Stuck Apart misses a key ingredient — a personality of any kind. This is a dud.
This review of Netflix film Stuck Apart contains no spoilers. The drama was released on the streaming service on January 8, 2021.
Coming on the second Friday of 2021 is Turkish film Stuck Apart that follows a man called Aziz who is going through a dire existential crisis, which I’m told is common the older you get; the more life moves by, the more regrets. So here we have a fictional case study, supposedly laced with comedy and drama. The film builds a narrative that Aziz craves youth, and he’s depressingly unhappy with his private and personal life; even his family are deeply involved, which compounds a vicious issue. He wants to be alone, and he wants freedom. He’s an introvert’s dream.

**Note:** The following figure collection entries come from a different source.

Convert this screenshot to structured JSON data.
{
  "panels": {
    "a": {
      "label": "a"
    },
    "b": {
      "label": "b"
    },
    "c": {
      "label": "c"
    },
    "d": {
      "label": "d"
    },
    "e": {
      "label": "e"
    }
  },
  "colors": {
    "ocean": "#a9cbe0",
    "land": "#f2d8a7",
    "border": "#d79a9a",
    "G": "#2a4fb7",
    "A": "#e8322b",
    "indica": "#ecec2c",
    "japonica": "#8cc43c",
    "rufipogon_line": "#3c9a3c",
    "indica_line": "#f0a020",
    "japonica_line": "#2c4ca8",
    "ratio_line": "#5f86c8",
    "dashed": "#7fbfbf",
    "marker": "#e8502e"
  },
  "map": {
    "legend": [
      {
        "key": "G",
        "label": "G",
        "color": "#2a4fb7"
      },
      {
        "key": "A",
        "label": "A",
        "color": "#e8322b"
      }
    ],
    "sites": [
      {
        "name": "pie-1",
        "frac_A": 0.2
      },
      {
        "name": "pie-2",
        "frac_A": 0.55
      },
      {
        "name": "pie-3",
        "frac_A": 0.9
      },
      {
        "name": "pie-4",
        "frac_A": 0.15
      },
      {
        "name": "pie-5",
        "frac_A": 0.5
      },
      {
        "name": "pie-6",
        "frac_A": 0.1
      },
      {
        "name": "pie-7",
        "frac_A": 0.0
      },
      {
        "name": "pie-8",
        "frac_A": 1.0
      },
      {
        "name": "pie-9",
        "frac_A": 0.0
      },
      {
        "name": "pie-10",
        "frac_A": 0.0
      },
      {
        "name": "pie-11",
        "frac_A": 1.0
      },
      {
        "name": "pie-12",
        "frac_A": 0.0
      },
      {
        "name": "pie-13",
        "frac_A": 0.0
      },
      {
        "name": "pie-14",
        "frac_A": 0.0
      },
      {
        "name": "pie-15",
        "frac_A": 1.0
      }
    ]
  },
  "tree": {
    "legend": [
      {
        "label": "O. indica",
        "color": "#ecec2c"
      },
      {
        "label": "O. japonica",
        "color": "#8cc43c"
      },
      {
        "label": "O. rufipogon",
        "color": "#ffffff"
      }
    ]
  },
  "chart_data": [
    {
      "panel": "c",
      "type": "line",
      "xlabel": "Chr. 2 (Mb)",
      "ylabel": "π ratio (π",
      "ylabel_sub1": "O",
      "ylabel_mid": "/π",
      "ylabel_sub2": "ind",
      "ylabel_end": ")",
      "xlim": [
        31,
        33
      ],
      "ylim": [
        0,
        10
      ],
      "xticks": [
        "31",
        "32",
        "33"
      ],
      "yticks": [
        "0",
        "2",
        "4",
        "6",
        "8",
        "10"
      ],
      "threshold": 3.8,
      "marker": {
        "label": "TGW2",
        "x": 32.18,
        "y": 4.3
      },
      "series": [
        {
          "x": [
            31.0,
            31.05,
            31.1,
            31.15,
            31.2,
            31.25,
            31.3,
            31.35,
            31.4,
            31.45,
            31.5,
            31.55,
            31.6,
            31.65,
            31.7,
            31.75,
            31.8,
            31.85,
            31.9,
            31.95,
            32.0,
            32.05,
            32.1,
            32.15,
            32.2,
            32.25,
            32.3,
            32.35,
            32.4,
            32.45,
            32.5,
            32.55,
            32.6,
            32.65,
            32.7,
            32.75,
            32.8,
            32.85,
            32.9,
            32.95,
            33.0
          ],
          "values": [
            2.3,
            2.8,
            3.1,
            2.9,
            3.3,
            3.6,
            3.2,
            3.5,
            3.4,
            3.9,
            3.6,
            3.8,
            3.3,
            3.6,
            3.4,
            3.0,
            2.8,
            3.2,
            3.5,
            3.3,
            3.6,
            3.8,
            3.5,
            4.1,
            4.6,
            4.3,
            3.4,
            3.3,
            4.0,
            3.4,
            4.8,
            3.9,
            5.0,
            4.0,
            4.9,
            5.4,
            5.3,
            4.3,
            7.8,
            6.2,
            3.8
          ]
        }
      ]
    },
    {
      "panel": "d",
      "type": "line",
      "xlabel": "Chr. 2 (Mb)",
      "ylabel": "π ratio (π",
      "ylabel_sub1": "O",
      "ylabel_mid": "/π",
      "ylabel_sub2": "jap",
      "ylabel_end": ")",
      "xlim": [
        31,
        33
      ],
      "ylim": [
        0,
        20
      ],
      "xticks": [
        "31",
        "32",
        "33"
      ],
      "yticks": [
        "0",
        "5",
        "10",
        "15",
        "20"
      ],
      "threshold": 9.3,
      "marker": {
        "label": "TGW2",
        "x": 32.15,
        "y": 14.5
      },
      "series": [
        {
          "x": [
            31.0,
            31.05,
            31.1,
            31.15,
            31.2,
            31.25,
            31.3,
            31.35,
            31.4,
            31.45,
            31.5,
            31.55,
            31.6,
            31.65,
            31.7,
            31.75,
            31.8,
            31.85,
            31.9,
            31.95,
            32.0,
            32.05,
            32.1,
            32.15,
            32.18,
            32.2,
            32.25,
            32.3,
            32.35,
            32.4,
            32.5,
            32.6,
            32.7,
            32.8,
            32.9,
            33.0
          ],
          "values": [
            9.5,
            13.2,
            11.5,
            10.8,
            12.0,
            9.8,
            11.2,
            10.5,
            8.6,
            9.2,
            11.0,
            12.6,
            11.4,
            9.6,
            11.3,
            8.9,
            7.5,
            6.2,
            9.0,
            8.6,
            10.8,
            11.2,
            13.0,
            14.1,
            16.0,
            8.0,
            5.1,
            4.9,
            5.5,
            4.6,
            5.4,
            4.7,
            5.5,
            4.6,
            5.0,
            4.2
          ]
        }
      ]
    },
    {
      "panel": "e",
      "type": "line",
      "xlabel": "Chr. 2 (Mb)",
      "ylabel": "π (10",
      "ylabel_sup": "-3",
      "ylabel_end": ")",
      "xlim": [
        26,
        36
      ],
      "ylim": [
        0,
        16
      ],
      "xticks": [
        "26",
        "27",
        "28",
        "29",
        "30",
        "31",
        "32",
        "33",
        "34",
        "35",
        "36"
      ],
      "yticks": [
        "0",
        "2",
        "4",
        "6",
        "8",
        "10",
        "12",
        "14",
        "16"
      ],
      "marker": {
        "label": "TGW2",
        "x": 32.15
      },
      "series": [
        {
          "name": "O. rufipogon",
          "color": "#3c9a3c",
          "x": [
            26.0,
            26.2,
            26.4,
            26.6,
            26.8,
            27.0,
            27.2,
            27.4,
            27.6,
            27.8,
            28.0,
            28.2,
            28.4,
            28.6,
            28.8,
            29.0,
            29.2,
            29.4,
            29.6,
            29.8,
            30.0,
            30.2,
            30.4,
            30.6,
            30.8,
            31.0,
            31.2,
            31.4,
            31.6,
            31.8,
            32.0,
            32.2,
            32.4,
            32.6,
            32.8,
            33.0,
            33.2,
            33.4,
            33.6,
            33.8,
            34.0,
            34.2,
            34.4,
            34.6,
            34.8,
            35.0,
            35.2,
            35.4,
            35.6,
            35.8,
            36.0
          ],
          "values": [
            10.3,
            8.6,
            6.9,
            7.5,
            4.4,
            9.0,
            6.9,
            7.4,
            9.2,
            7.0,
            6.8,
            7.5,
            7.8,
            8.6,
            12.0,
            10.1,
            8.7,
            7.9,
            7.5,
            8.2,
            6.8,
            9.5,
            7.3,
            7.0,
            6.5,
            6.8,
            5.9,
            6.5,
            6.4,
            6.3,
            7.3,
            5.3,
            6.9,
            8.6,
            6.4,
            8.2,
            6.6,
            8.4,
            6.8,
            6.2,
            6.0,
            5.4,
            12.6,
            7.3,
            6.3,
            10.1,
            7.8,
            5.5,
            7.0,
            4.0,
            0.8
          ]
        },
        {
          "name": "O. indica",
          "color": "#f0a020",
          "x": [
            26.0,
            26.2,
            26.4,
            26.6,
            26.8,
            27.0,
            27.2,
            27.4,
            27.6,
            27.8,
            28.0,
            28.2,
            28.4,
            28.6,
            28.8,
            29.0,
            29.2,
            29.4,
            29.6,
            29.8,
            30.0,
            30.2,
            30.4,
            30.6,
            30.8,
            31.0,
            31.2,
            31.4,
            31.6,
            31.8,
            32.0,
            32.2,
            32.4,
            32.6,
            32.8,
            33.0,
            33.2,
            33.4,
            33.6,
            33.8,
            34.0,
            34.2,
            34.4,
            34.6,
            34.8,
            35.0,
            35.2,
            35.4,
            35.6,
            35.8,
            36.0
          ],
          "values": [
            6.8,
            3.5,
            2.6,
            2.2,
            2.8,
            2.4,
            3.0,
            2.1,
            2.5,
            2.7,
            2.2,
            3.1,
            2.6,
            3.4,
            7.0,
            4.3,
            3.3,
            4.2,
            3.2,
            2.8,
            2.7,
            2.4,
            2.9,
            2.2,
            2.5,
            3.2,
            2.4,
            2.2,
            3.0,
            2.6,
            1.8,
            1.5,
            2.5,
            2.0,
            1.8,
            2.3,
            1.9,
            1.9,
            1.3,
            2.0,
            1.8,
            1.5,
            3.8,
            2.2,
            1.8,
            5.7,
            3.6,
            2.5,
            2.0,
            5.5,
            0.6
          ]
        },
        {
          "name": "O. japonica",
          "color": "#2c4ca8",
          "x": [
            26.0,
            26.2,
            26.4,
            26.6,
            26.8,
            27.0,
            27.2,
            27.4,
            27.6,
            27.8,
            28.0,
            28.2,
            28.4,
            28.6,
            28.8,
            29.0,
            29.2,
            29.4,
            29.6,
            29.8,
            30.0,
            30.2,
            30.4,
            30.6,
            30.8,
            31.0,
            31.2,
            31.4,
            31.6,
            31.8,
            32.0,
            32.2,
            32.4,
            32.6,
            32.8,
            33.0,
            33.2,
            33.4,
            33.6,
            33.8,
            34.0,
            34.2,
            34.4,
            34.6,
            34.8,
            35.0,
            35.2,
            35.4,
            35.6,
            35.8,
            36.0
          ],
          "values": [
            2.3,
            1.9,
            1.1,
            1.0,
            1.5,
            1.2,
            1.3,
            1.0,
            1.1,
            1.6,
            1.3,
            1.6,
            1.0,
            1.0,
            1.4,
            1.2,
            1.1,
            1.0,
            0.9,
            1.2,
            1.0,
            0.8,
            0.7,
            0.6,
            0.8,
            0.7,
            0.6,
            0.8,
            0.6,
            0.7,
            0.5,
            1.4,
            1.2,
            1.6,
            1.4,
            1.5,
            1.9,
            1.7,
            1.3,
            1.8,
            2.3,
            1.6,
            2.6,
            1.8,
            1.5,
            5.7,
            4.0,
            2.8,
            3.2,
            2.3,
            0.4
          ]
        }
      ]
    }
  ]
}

Apparently, Netflix’s Stuck Apart is a comedy, but it plays entirely like a drama that beats the same miserable drum. Audiences know that existential crises are boring; if you see a family member or friend go through one, it’s hardly a surge of entertainment. In film form, it’s best not to truly reflect how boring they are. The script fails to shine any form of amusement, vying for dark comedy but ending up with a numb plot. And while some will argue that this is meant to be a reflection of mental health, the shot back is that it’s also meant to be funny.
Rather than inject the script with personality, it strips any chance of energy from the lead character and reduces him to a pulp of glumness. The film is on point with the theme, but its loyalty to it offers no favours. Frankly, it’s a snooze-fest, and while the performances are okay, the Netflix film is hardly indicative of refined character profiling.
So while the lead character’s existential crisis is apparent, it lulls the audience into the same downcast mood, and the last thing we need after a horrendous 2020 is to overthink our purpose in life. Stuck Apart misses a key ingredient — a personality of any kind. This is a dud.